The larger stars bring themselves to a much more violent end. When they have digested their initial supply of hydrogen all the way into iron, and find an undigestable lump of rock in their belly, they explode. Our dragon goes supernova: she falls in on herself, violently spewing flames in all directions as she collapses into a neutron star or a black hole. These flames contain a very precious treasure: the elements produced in the dragon's belly over the course of her lifetime. As the dragon dies, part of her hoard of treasure is recycled back into the Universe.

After the Big Bang, we pretty much had only three elements: hydrogen, helium, and a tiny tiny amount of lithium. That's element #1, element #2, and element #3. But think about what our earth is made of, what humans are made of. Our earth involves a ton of metals (a molten iron core). Our bodies involve lots of carbon and nitrogen and oxygen. Our oceans consist of H20 - hydrogen and oxygen. Where do we get carbon and oxygen and nitrogen and iron and everything else we need for our own existence? The answer is the stars. Without the elements produced in the bellies of the stars, we could not exist.
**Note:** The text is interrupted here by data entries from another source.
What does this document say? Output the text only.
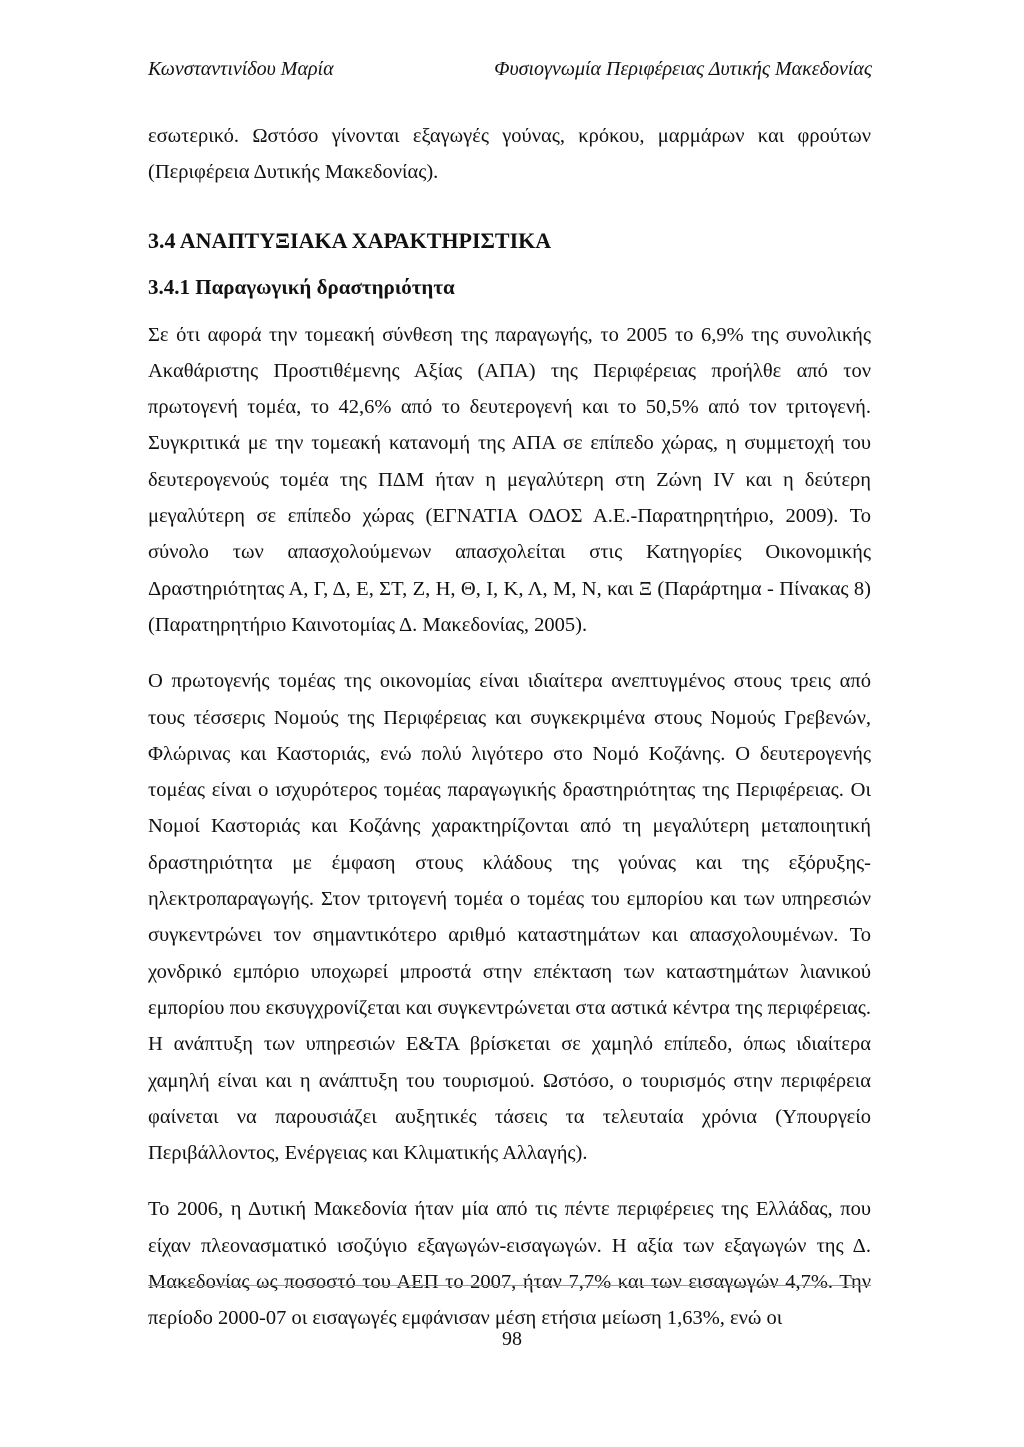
Κωνσταντινίδου Μαρία	Φυσιογνωμία Περιφέρειας Δυτικής Μακεδονίας

εσωτερικό. Ωστόσο γίνονται εξαγωγές γούνας, κρόκου, μαρμάρων και φρούτων (Περιφέρεια Δυτικής Μακεδονίας).

3.4 ΑΝΑΠΤΥΞΙΑΚΑ ΧΑΡΑΚΤΗΡΙΣΤΙΚΑ
3.4.1 Παραγωγική δραστηριότητα

Σε ότι αφορά την τομεακή σύνθεση της παραγωγής, το 2005 το 6,9% της συνολικής Ακαθάριστης Προστιθέμενης Αξίας (ΑΠΑ) της Περιφέρειας προήλθε από τον πρωτογενή τομέα, το 42,6% από το δευτερογενή και το 50,5% από τον τριτογενή. Συγκριτικά με την τομεακή κατανομή της ΑΠΑ σε επίπεδο χώρας, η συμμετοχή του δευτερογενούς τομέα της ΠΔΜ ήταν η μεγαλύτερη στη Ζώνη IV και η δεύτερη μεγαλύτερη σε επίπεδο χώρας (ΕΓΝΑΤΙΑ ΟΔΟΣ Α.Ε.-Παρατηρητήριο, 2009). Το σύνολο των απασχολούμενων απασχολείται στις Κατηγορίες Οικονομικής Δραστηριότητας Α, Γ, Δ, Ε, ΣΤ, Ζ, Η, Θ, Ι, Κ, Λ, Μ, Ν, και Ξ (Παράρτημα - Πίνακας 8) (Παρατηρητήριο Καινοτομίας Δ. Μακεδονίας, 2005).

Ο πρωτογενής τομέας της οικονομίας είναι ιδιαίτερα ανεπτυγμένος στους τρεις από τους τέσσερις Νομούς της Περιφέρειας και συγκεκριμένα στους Νομούς Γρεβενών, Φλώρινας και Καστοριάς, ενώ πολύ λιγότερο στο Νομό Κοζάνης. Ο δευτερογενής τομέας είναι ο ισχυρότερος τομέας παραγωγικής δραστηριότητας της Περιφέρειας. Οι Νομοί Καστοριάς και Κοζάνης χαρακτηρίζονται από τη μεγαλύτερη μεταποιητική δραστηριότητα με έμφαση στους κλάδους της γούνας και της εξόρυξης-ηλεκτροπαραγωγής. Στον τριτογενή τομέα ο τομέας του εμπορίου και των υπηρεσιών συγκεντρώνει τον σημαντικότερο αριθμό καταστημάτων και απασχολουμένων. Το χονδρικό εμπόριο υποχωρεί μπροστά στην επέκταση των καταστημάτων λιανικού εμπορίου που εκσυγχρονίζεται και συγκεντρώνεται στα αστικά κέντρα της περιφέρειας. Η ανάπτυξη των υπηρεσιών Ε&ΤΑ βρίσκεται σε χαμηλό επίπεδο, όπως ιδιαίτερα χαμηλή είναι και η ανάπτυξη του τουρισμού. Ωστόσο, ο τουρισμός στην περιφέρεια φαίνεται να παρουσιάζει αυξητικές τάσεις τα τελευταία χρόνια (Υπουργείο Περιβάλλοντος, Ενέργειας και Κλιματικής Αλλαγής).

Το 2006, η Δυτική Μακεδονία ήταν μία από τις πέντε περιφέρειες της Ελλάδας, που είχαν πλεονασματικό ισοζύγιο εξαγωγών-εισαγωγών. Η αξία των εξαγωγών της Δ. Μακεδονίας ως ποσοστό του ΑΕΠ το 2007, ήταν 7,7% και των εισαγωγών 4,7%. Την περίοδο 2000-07 οι εισαγωγές εμφάνισαν μέση ετήσια μείωση 1,63%, ενώ οι

98
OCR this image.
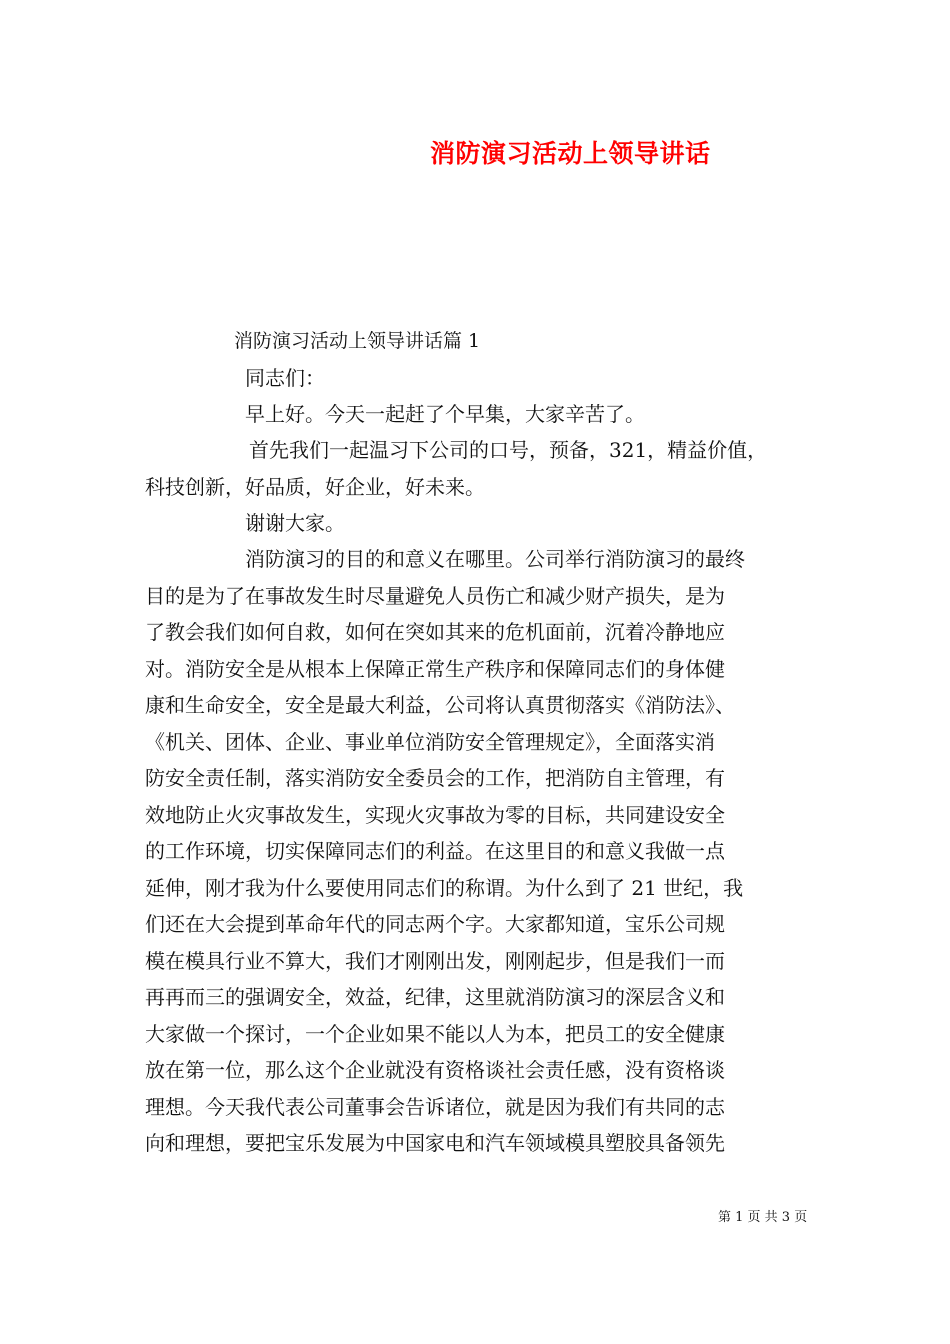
消防演习活动上领导讲话
消防演习活动上领导讲话篇 1
同志们：
早上好。今天一起赶了个早集，大家辛苦了。
首先我们一起温习下公司的口号，预备，321，精益价值，
科技创新，好品质，好企业，好未来。
谢谢大家。
消防演习的目的和意义在哪里。公司举行消防演习的最终
目的是为了在事故发生时尽量避免人员伤亡和减少财产损失，是为
了教会我们如何自救，如何在突如其来的危机面前，沉着冷静地应
对。消防安全是从根本上保障正常生产秩序和保障同志们的身体健
康和生命安全，安全是最大利益，公司将认真贯彻落实《消防法》、
《机关、团体、企业、事业单位消防安全管理规定》，全面落实消
防安全责任制，落实消防安全委员会的工作，把消防自主管理，有
效地防止火灾事故发生，实现火灾事故为零的目标，共同建设安全
的工作环境，切实保障同志们的利益。在这里目的和意义我做一点
延伸，刚才我为什么要使用同志们的称谓。为什么到了 21 世纪，我
们还在大会提到革命年代的同志两个字。大家都知道，宝乐公司规
模在模具行业不算大，我们才刚刚出发，刚刚起步，但是我们一而
再再而三的强调安全，效益，纪律，这里就消防演习的深层含义和
大家做一个探讨，一个企业如果不能以人为本，把员工的安全健康
放在第一位，那么这个企业就没有资格谈社会责任感，没有资格谈
理想。今天我代表公司董事会告诉诸位，就是因为我们有共同的志
向和理想，要把宝乐发展为中国家电和汽车领域模具塑胶具备领先
第 1 页 共 3 页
How do the elements ejected by dying stars end up in us? Stars don't spit out pre-packaged Earths. "Just add water, will re-hydrate within 3-5 minutes." Instead, they spit out hot, hot gas, full of metals. As the gas cools, the atoms combine to form molecules, and then the molecules combine to form dust grains. The fiery breath leaves the dragon's scaly lips and then it cools, turns to ash and drifts away through space.

This space dust is not the same dust we see floating in a shaft of sunlight in our living room and coating our old VHS collection. This is not couch fluff or human skin or cracker crumbs. Instead, these dust grains are little nuggets of metal, transporting the elements we need for life. One common kind of dust grain is made out of carbon, in a form known as graphite, just like the tips of our pencils. Another common type of dust grain is made with silicon atoms - the same element we need for the microchips in our computers. Little pencil tips and little microchips, so small they're invisible, floating through space.

Okay, that's enough for now. I read it out loud and that took about 6 minutes. I need to do some fact checking and then add a bit more info about dust, since I barely got to the subject of dust. I think it's okay if my podcast mostly doesn't end up being about dust. I wonder if it's too metaphorical? Nah, I like metaphors :) I tend to think in analogies, a fact that fellow grad student Sirio finds hilarious. When he imitates me talking about electromagnetism (the force that holds together the electrons and the protons in an atom), he says "Mr. Proton and Mr. Electron meet up and shake hands." I kinda like that analogy so I decided to keep it.